Fig. 383—Embryos of Sagitta, in three earlier stages of development. (From Hertwig.) A gastrula, B cœlomula with open primitive mouth, C the same primitive mouth closed, ua primitive gut, bl primitive mouth, g progonidia (hermaphroditic primitive sexual cells), cs cœlom-pouches, pm parietal layer, vm visceral layer of same, d permanent gut (enteron), st mouth-pit (stomodæum).
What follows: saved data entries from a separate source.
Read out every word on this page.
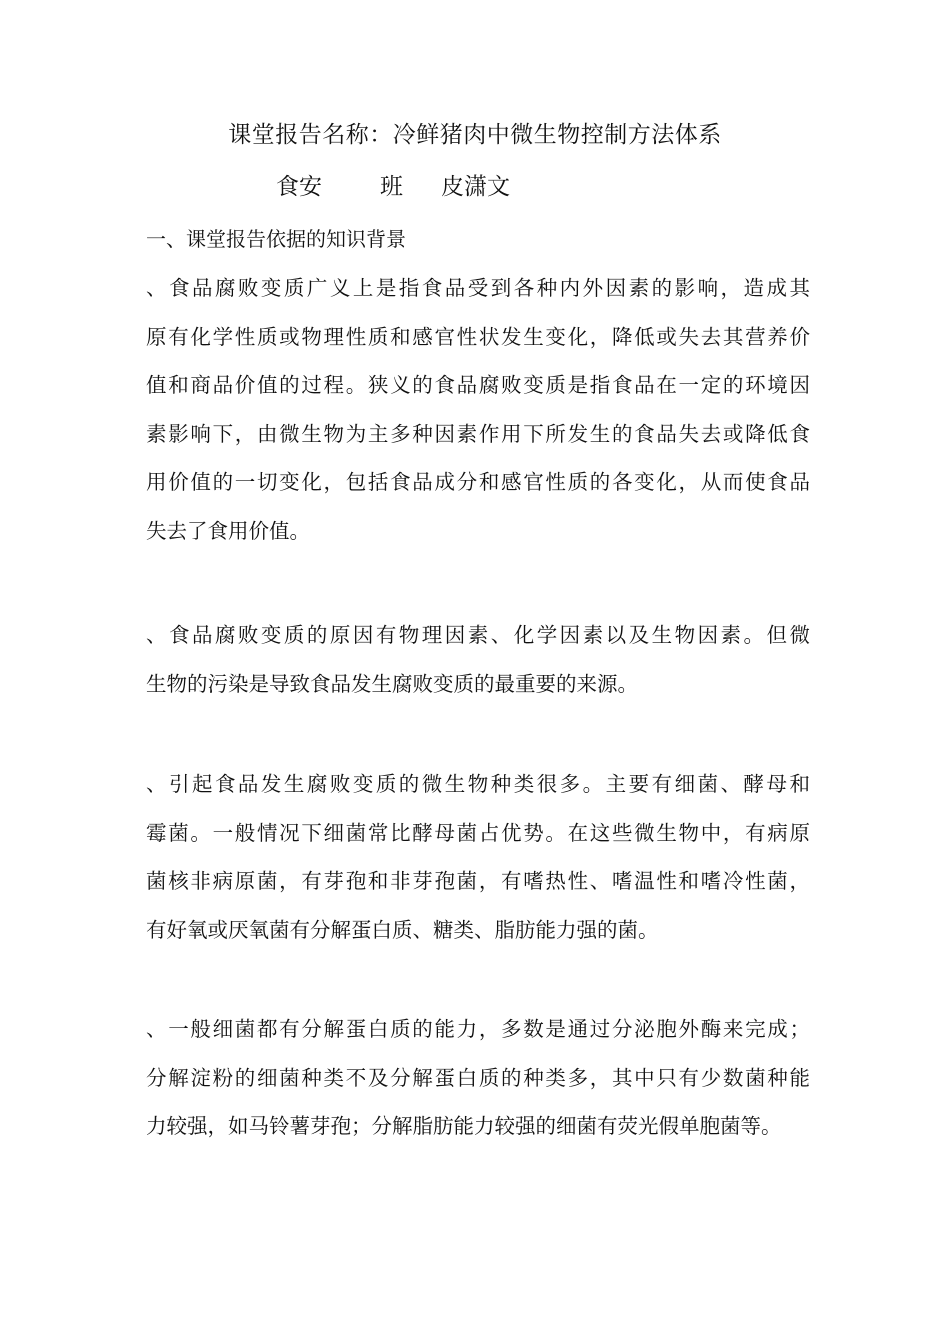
课堂报告名称：冷鲜猪肉中微生物控制方法体系
食安	班 皮潇文
一、课堂报告依据的知识背景
、食品腐败变质广义上是指食品受到各种内外因素的影响，造成其
原有化学性质或物理性质和感官性状发生变化，降低或失去其营养价
值和商品价值的过程。狭义的食品腐败变质是指食品在一定的环境因
素影响下，由微生物为主多种因素作用下所发生的食品失去或降低食
用价值的一切变化，包括食品成分和感官性质的各变化，从而使食品
失去了食用价值。
、食品腐败变质的原因有物理因素、化学因素以及生物因素。但微
生物的污染是导致食品发生腐败变质的最重要的来源。
、引起食品发生腐败变质的微生物种类很多。主要有细菌、酵母和
霉菌。一般情况下细菌常比酵母菌占优势。在这些微生物中，有病原
菌核非病原菌，有芽孢和非芽孢菌，有嗜热性、嗜温性和嗜冷性菌，
有好氧或厌氧菌有分解蛋白质、糖类、脂肪能力强的菌。
、一般细菌都有分解蛋白质的能力，多数是通过分泌胞外酶来完成；
分解淀粉的细菌种类不及分解蛋白质的种类多，其中只有少数菌种能
力较强，如马铃薯芽孢；分解脂肪能力较强的细菌有荧光假单胞菌等。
In the great majority of the Bilateria or Cœlomaria it is the mesoderm from which the gonads develop. Probably the first traces of them are the two large cells that appear at the edge of the primitive mouth (right and left), as a rule during gastrulation or immediately afterwards—the important promesoblasts, or “polar cells of the mesoderm,” or “primitive cells of the middle germinal layer” (p. 194). In the real Enterocœla, in which the mesoderm appears from the first in the shape of a couple of cœlom-pouches, these are very probably the original gonads (p. 194). This is seen very clearly in the arrow-worm (Sagitta). In the gastrula of Sagitta (Fig. 383 A) we find at an early stage a couple of entodermic cells of an unusual size (g) at the base of the primitive gut (ud). These primitive sexual cells (progonidia) are symmetrically placed to the right and left of the middle plane, like the two promesoblasts of the bilateral gastrula of the Amphioxus (Fig. 38 p). A little outwards from them the two cœlom pouches (B, cs) are developed out of the primitive gut, and each progonidion divides into a male and a female sexual cell (B, g). The two male cells (at first rather the larger) lie close together within, and are the parent-cells of the testicles (prospermaria). The two female cells lie outwards from these, and are the parent-cells of the ovary (protovaria). Afterwards, when the cœlom-pouches have detached from the permanent gut (C, d) and the primitive mouth (A, bl) is closed, the female cells advance towards the mouth (C, st), and the male towards the rear. The foremost pair of ovaries are then separated by a transverse partition from the hind pair. Thus the first structures of the sexual glands of the Sagitta are a couple of hermaphroditic entodermic cells; each of these divides into a male and a female cell; and these four cells are the parent-cells of the four sexual glands. Probably the two promesoblasts of the Amphioxus-gastrula (Fig. 38) are also hermaphroditic primitive sexual cells in the same sense, inherited by this earliest vertebrate from its ancient bilateral gastræad ancestors.